Access to substantially more resources gives wealthy students considerable advantages, the least of which is intensive exam preparation. Markovitz writes in the Atlantic article “How Life Became an Endless, Terrible Competition” that “only about one in two hundred children from the poorest third of households achieve SAT scores at Yale’s mean.”

The gap between wealthy and middle-class children is growing substantially faster than between the middle class and families living in poverty. Middle-class families who don’t make enough money or have the financial stability to save for college are increasingly priced out of elite educations. Yet, they earn too much to benefit from need-based aid schemes.

Middle-class millennials were the first generation in American history less likely to make more money than their parents. Gen Z seems to be following the same trajectory as they begin and graduate college during a global pandemic.

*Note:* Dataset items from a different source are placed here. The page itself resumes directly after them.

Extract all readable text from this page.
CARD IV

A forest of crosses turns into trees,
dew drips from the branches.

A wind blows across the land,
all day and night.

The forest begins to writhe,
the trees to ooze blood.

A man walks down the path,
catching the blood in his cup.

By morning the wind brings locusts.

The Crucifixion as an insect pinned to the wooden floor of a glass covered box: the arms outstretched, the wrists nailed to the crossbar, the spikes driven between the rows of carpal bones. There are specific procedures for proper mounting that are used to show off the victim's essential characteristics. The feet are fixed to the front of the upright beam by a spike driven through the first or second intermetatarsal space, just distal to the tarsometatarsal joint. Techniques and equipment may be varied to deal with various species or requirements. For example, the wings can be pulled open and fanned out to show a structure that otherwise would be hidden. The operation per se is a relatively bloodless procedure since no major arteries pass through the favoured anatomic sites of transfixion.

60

In practice, the American Dream is an illusion and the original sin of the meritocracy gospel. The United States is two to three times less socially mobile than “socialist” countries such as France, Germany, Sweden, Canada, Finland, Norway, and Denmark. If you’re born outside of the top quintile of wealth in America, there is an overwhelming chance you will die earlier and with the same or less wealth than your parents. Generation Z works harder than perhaps any cohort of teenagers.

Yet, society fails to provide them with adequate job prospects or pathways to earn college degrees that don’t entail a lifetime of debt. Harvard Professor Michael Sandel summarizes the lack of social mobility bluntly in his book The Tyranny of Merit: “Relatively few children of the poor rise to affluence, and relatively few children of affluence fall below the ranks of the upper middle class.”

Exceptions like Hillbilly Elegy author J.D. Vance publish acclaimed memoirs because his experience of overcoming Appalachian poverty and graduating from Yale Law is so uncommon. If achieving the American Dream were the rule and not the exception, authors like J.D. Vance or Sarah Smarsh’s Heartland: A Memoir of Working Hard and Being Broke in the Richest Country on Earth wouldn’t be a subgenre or crossovers into Netflix specials.

Valorizing anomalous and exceptional people who rise above poverty transfer the failings of inaccessible universities that cater onto the top 1% onto the supposed moral failings of millions of students who never stand a chance of earning a quality education. I agree when NYU Professor Scott Galloway remarks that “higher education in the US has morphed from the lubricant of upward mobility to the enforcer of our caste system.”